Soon I was swept away by dance practice, and although my dance-steps were years behind the skills of the others' I felt as if I had accomplished something. The sense of accomplishment came not from anything I did in particular, I was sure, although I imagined that it had. And I couldn't even pinpoint the exact reason for the lightness I suddenly felt. Perhaps it was that I had made friends. Made friends with people who didn't expect me to tell them my dark secrets, lest they be required to share their own. Perhaps it was the feeling I had deep down in my gut that said Madame Giry would succeed in procuring me singing lessons this time. A smile quirked the corner of my mouth. Oh, yes! I felt very surely that I would get those lessons very soon.


"Absolutely not."

"You haven't even heard her sing yet. All I ask is that you at least listen to her."

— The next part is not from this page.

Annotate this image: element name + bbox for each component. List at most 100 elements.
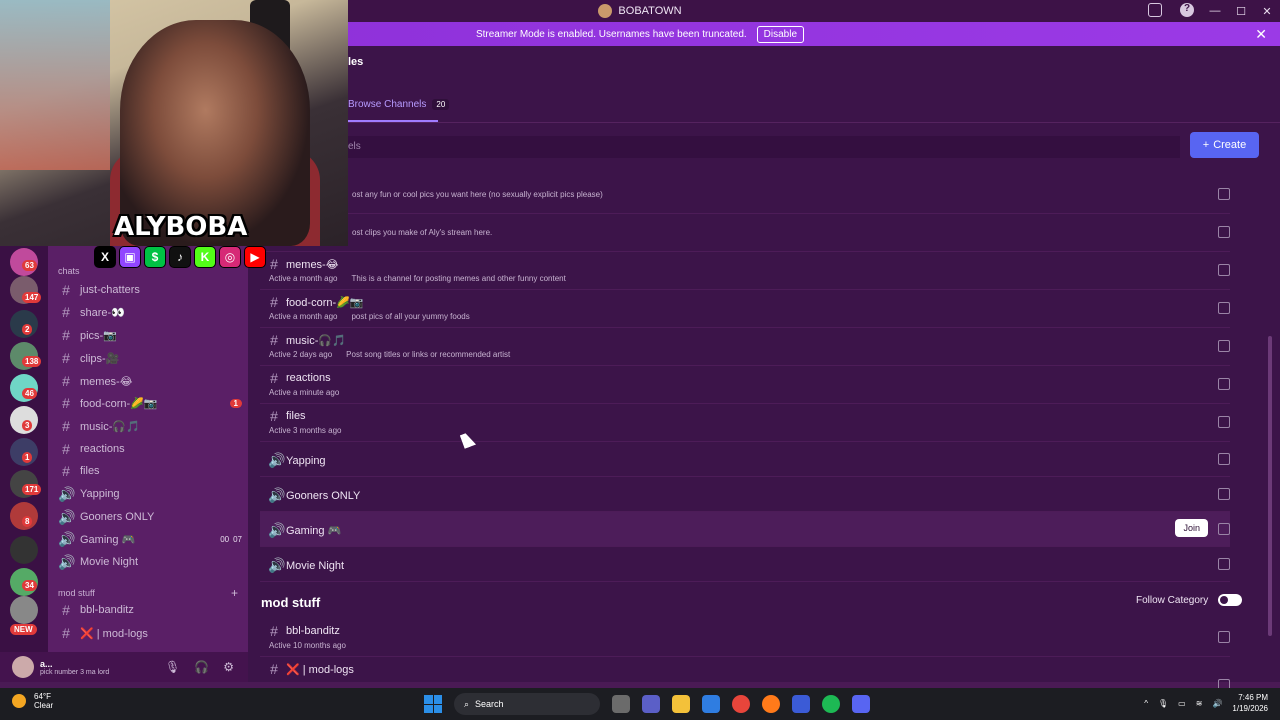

He glared across the room at Madame Giry. She was being insanely stubborn about this. How many times had she asked now? It was certainly an odd request. Outlandish. Downright impossible, in fact. Christine had the naïveté to believe he was an angel sent by her deceased father to teach her music. She had been easily deceived and manipulated. But this new girl… how would he teach her? Teach her without her screaming and running the opposite direction? Teach her without her seeing him?

"Just one song," Madame Giry pressed.

"No." He could be stubborn too.

"If you heard her you may change your-"

"No!" he said, louder than he meant to, but offered no apology. "I will not do it."

Madame Giry set her jaw, muscles tightening. They stood in frustrated silence for a minute before Madame Giry spoke again.

"I told her," she said quietly, raising her eyebrows and not exactly meeting his steely gaze, "that if she came to the opera house someone would teach her to sing."

He stared at her, utterly bewildered. She had always kept his secret; always protected him. Why was she doing this now? What was she thinking? Surely she knew the danger that put him in.

Before the rage building within him burst out, Madame Giry hurriedly said, "She has been hurt, too, Erik."

Silence descended upon them again while he thought about her words and the deeper meaning that he knew resided in them.

Finally he stood a little straighter, pulled his cloak tight around himself and sighed.

"One song. Tomorrow night. I make no promises."